Download and run the Furmark GPU Stress Test tool. This is a very intensive test and you will be happy that you inspected your hardware first, avoiding any drastic overheating issues.
To conduct a stress test with Furmark, click on the ‘GPU Stress Test’ button, then press the ‘Go’ button in the second window that pops up.
You should hear your fan(s) on your GPU cooler increase speed while the load test enters its first few seconds of the test. This means that your GPU cooling fan is responding to the increase in temperature from your GPU itself, because of the heavy workload.
If your test is successful, we can move on to checking the temperature of the GPU when it’s working hard. This will quickly tell you if your GPU cooling is sufficient or not.
Combine the stress test with a temperature test
Making sure that the GPU is running at the desired temperature range is of utmost importance when it comes to a GPU being able to work properly.
If you press the GPU-Z and GPU Shark buttons, some extra panels will open alongside Furmark with more information about your GPU. You will see the temperature of your GPU amongst the information.
If your overall GPU temperature exceeds the recommended maximum at any time, you will need to either replace the GPU cooler or find out what is wrong with the existing cooler and if it’s capable enough to keep your GPU cool after you have done everything you can.
If you are replacing your GPU cooler, don’t run the graphics card until it’s replaced. This will help avoid any further damage to the GPU.
Once you have an artifact free load test, combined with a healthy temperature range, you are then able to test the GPU for a longer period.
Run some GPU performance tests or play some games for a few hours
If you have made it this far, things are looking promising. All that needs to be done now, are some longer tests to make sure that the GPU’s stability can be sustained after being used for a few hours.
If you don’t have a favorite game you love playing on hand, download the free version of Benchmark Heaven.
Keep running it for a minimum of about 2 hours. Keep an eye out for any anomalies or artifacts that could indicate a faulty GPU.
Examples of artifacts would be weird colors breaking up in some frames while the testing is being carried out. Also look out for massive frame drops which could indicate a cooling problem.
If you encounter any strange images within the test, it might mean that there is something defective with the video card.
Another possibility, is a faulty or old power supply. Because the graphics card uses more power when it’s under load, the extra consuption of power from the power supply puts extra load on the power supply, thus resulting in a possible fault.
If you have another graphics card, or another power supply, you could swap either one of them out and rerun some tests to see if the fault clears.
While a stress test with a temperature test can can give you an indication about whether or not a GPU is working properly, it is only a surface level test.
Performing longer tests is of equal importance.

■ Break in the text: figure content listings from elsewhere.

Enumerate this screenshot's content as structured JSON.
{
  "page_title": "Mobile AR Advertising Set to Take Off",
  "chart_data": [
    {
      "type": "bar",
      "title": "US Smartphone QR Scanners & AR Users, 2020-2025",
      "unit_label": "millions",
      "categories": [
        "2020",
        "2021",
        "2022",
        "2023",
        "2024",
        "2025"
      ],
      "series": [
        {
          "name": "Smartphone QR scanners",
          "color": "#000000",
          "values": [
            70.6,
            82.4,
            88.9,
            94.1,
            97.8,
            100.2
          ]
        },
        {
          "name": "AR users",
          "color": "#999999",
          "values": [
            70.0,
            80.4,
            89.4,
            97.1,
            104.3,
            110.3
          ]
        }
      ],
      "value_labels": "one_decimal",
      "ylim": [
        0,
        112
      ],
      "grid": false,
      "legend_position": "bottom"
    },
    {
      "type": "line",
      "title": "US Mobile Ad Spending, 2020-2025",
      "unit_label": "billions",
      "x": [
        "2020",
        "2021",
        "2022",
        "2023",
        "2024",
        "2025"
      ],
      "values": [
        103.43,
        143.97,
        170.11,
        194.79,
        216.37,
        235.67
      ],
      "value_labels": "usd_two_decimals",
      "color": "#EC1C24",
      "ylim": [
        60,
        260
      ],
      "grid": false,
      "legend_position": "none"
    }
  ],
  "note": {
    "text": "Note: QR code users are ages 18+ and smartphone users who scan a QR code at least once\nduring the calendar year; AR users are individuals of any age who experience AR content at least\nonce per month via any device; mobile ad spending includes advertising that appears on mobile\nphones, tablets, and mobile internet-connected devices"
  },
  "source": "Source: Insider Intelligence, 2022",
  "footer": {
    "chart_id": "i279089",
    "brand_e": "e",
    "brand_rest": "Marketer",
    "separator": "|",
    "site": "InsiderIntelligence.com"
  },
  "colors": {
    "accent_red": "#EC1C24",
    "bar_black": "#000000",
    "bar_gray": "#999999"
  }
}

If you don’t know the history of the graphics card, absolutely anything could have been inflicted that it had to endure to damage it in a way that cannot be obvious at first glance.
Adding an aftermarket cooler to an older card is not a bad idea at all. It will not only improve the cooling of the GPU, but it will also ensure that it won’t overheat and cause damage.
Testing is your friend and always take your time when trying to establish the condition of a GPU.